The weekend preceding the mass firings, Wood said, he had been “horribly sick” but managed to work that Monday and produce a story for the front page. The next day he was out sick again, and that Wednesday was coming back from a visit to his doctor when “my wife called and said there were all these layoffs at The Sun.”

Wood said he called Paul West about the situation, and was told that “it’s worse than you know – you were one of the ones fired. I was thinking of driving to your house and telling you.”

A tough week to imagine.

“I still haven’t called downtown [to The Sun] to talk about it,” Wood said, adding that he did get a call from former national and deputy managing editor Marcia Myers expressing her regret. (Myers was assigned to new duties and a lesser title under the subsequent newspaper staff reorganization; her husband, deputy opinion editor Larry Williams, lost his job in the cutbacks.)

Wood said he was not immediately aware that his last story to appear in The Sun was missing his byline – and had largely forgotten about the story itself.

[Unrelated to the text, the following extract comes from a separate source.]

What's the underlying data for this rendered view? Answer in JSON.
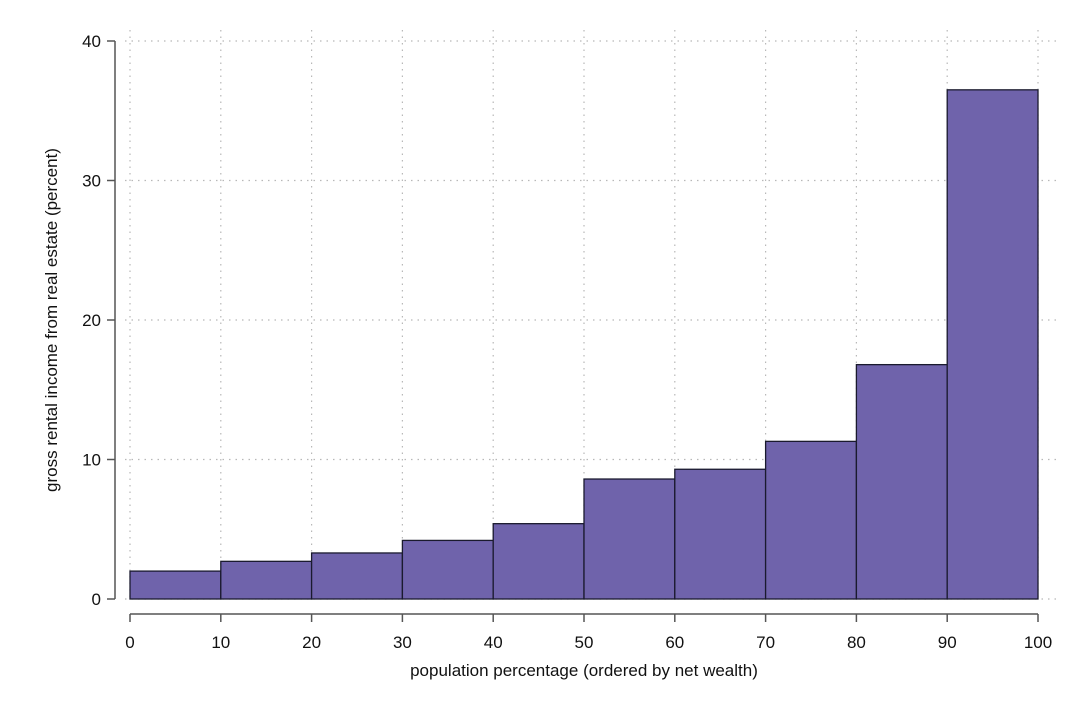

He had worked on it “for almost a year,” Wood said, and “turned in a version in March.” It was a longish story, and space in the newspaper was tight, so it was held – “and then it suddenly appeared,” Wood said of its front-page play on Monday.

‘‘Nobody from the copy desk ever called to check on anything… they just ran it, which is a little unnerving. I love copy editors calling and saying, ‘You said this, but did you mean to say this?' I love those people.”

Copy editors, he said, improve stories – and protect writers from mistakes. It’s an oversight role that has been substantially reduced at The Baltimore Sun and other newspapers across the nation.

The byline omission evidently was an innocent mistake, but particularly embarrassing for the newspaper under the circumstances of the massive staff reduction that sent more than 60 employees packing in a hurry.

Wood said he received a call Monday from newsroom veteran David Nitkin, recently promoted to the new job of “head of Maryland news” – a title shared with Dave Alexander, who had been the online deputy editor. He said Nitkin was calling from vacation, “horribly upset” at the mistake.

“He thought it was just a glitch,” Wood said. “Maybe it was, maybe it wasn’t. But he was just terrific to call.”

Looking back on his not-quite three years at The Sun, Wood said, “I got a good ride, a chance to travel a lot. The Sun got a lot of good stuff from me and I got a good ride from them. I was fortunate to be able to accept that kind of opportunity.”

And now he’s moved on, to a job at politicsdaily.com that Wood calls “a terrific honor and responsibility.”

“I was very lucky to get a job like that,” he said. “There’s a lot of reporters out there who I wish were working, because we need them.”

More grief to come

Crunch day at The Baltimore Sun is Wednesday – the deadline for eligible layoff victims to claim rights under the union contract to “bump” back into job classifications they formerly held, which will determine whether some of the least senior surviving newsroom employees lose their jobs.

Several reporters have volunteered for severance -- notable among them education writer Sara Neufeld, who decided to leave in order to save a colleague’s job.

Since Neufeld’s gesture, I hear at least two others have requested layoffs – Rona Marech and Rona Kobell.

The Sun might well have been the only U.S. newspaper with two reporters named Rona.

Now it’s apparently going to be Ronaless.

Kobell, a longtime friend who has a young daughter and just completed a journalism fellowship at the University of Michigan, posted her farewell at her Baltimore Sun blog and it is well worth reading at http://weblogs.baltimoresun.com/news/local/bay_environment/blog.

Sadly, it seems obvious this won’t be the last farewell at the newspaper.

Another Memorial Day tale

Bonnie and I took a cruise Saturday aboard the S.S. John W. Brown, the last World War II Liberty Ship in operation -- thanks to its restoration by the Baltimore-based nonprofit Project Liberty Ship. We joined more than 400 paying passengers for the six-hour jaunt on the Patapsco River and Chesapeake Bay, including one old soldier who last sailed on the Brown on his journey to the war zone in 1943.